A stoma, what is it and what does it do? A stoma is an artificial opening in the intestine from which feces or urine comes out. You get a stoma if you can no longer urinate or defecate naturally, or if this is not allowed due to, for example, an operation or an illness. There are different types of stomas. The ileostomy, (small intestine). The colostomy, (large intestine), and the urostomy, (urinary tract).

Living with a stoma.

Many people, especially older people, have to deal with it. A stoma. Many people are uncomfortable with this idea. They don’t dare to talk about it with others, and therefore try to hide it from the outside world. Many people who get a stoma feel different, as if there is something on their body that is not theirs. Of course, it takes a lot of getting used to if you just have a stoma, but if after a few days you notice the benefits of living with a stoma, you will be happy that it exists!

A stoma, why?

There are several reasons why you need a stoma.
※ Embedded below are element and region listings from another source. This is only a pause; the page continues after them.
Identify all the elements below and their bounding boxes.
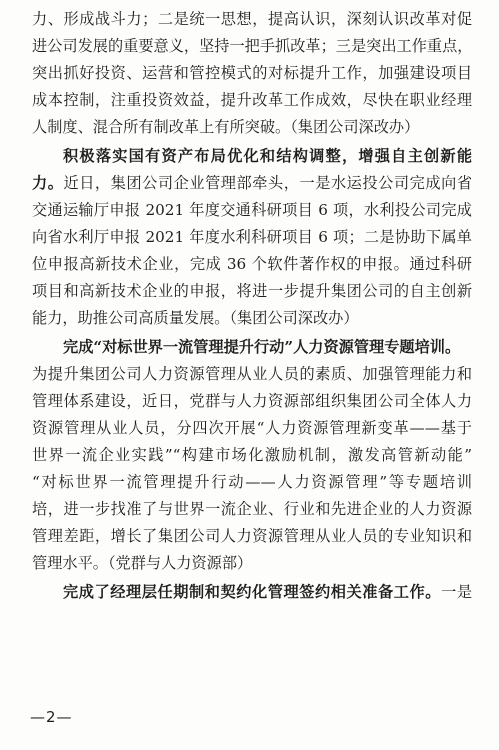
text-line: “对标世界一流管理提升行动——人力资源管理”等专题培训 [32, 473, 472, 491]
text-line: 世界一流企业实践”“构建市场化激励机制，激发高管新动能” [32, 446, 472, 464]
text-line: 人制度、混合所有制改革上有所突破。（集团公司深改办） [32, 118, 420, 136]
paragraph-3 [32, 334, 472, 577]
text-line: 成本控制，注重投资效益，提升改革工作成效，尽快在职业经理 [32, 91, 472, 109]
text-line: 交通运输厅申报 2021 年度交通科研项目 6 项，水利投公司完成 [32, 201, 472, 219]
text-line: 培，进一步找准了与世界一流企业、行业和先进企业的人力资源 [32, 500, 472, 518]
text-line [32, 579, 472, 606]
text-line: 管理差距，增长了集团公司人力资源管理从业人员的专业知识和 [32, 527, 472, 545]
paragraph-4 [32, 579, 472, 606]
text-line: 向省水利厅申报 2021 年度水利科研项目 6 项；二是协助下属单 [32, 228, 472, 246]
paragraph-heading: 完成了经理层任期制和契约化管理签约相关准备工作。 [63, 583, 442, 601]
paragraph-heading: 积极落实国有资产布局优化和结构调整，增强自主创新能 [63, 147, 472, 165]
text-line: 为提升集团公司人力资源管理从业人员的素质、加强管理能力和 [32, 365, 472, 383]
text-line: 管理水平。（党群与人力资源部） [32, 554, 253, 572]
paragraph-heading: 完成“对标世界一流管理提升行动”人力资源管理专题培训。 [63, 338, 461, 356]
text-line: 位申报高新技术企业，完成 36 个软件著作权的申报。通过科研 [32, 255, 472, 273]
paragraph-2 [32, 143, 472, 332]
text-line [32, 170, 472, 197]
text-line: 力、形成战斗力；二是统一思想，提高认识，深刻认识改革对促 [32, 10, 472, 28]
text-line: 突出抓好投资、运营和管控模式的对标提升工作，加强建设项目 [32, 64, 472, 82]
paragraph-1 [32, 6, 472, 141]
paragraph-heading-continuation: 力。 [32, 174, 64, 192]
text-line: 管理体系建设，近日，党群与人力资源部组织集团公司全体人力 [32, 392, 472, 410]
text-line: 能力，助推公司高质量发展。（集团公司深改办） [32, 309, 359, 327]
document-body [32, 6, 472, 606]
text-line: 进公司发展的重要意义，坚持一把手抓改革；三是突出工作重点， [32, 37, 473, 55]
text-span: 近日，集团公司企业管理部牵头，一是水运投公司完成向省 [63, 174, 473, 192]
page-number: —2— [30, 708, 73, 726]
text-span: 一是 [441, 583, 473, 601]
text-line: 项目和高新技术企业的申报，将进一步提升集团公司的自主创新 [32, 282, 472, 300]
text-line: 资源管理从业人员，分四次开展“人力资源管理新变革——基于 [32, 419, 472, 437]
A colostomy, for example. This is a colon stoma, which you get when you can no longer or are no longer allowed to pass the stool through the natural route. If you have an inflammatory disease or cancer, this may also be a reason to (temporarily) get a colostomy. You will also receive a colostomy if a piece of colon needs to be removed. A colostomy is usually located just below the navel, usually on the left side of the abdomen.
The ileostomy is a small intestinal stoma. You also get this if you can no longer or are no longer allowed to pass the stool through the natural route. An ileostomy is usually used when the colon is removed. The stool that comes out of the ileostomy is usually loose stool. This is because the stool is no longer thickened in the colon because it has been removed. The ileostomy is usually placed at the end of the small intestine.
And then we have the urostomy , or urostomy. You will have to deal with a urostomy if you can no longer pass urine naturally because the bladder has been removed. With the urostomy, 2 ureters with a piece of small intestine are attached to the abdominal wall.

The collection material.

The stool or urine from the stoma comes into a bag. This should be changed approximately every 1 to 2 days. People who still live at home do this themselves, usually in the bathroom. They will receive an explanation about this from a caregiver/nurse. They tell you how to keep it clean and how to put a new bag on the stoma.
There are different types of collection bags that you can choose from. You can choose between a one-piece system and a two-piece system.
A one-piece collection system consists of a thin skin barrier, to which the bag is already attached. With the exchange it must all be received. So the entire system needs to be replaced. Changing is done 1 to 3 times a day.
With a two-piece collection system, new bags are attached again and again. So you don’t have to replace the entire system, just the bags. There are different systems, you often have to click, stick or clamp the bags . The skin barrier may remain in place for 3 days, and the pouches are changed daily.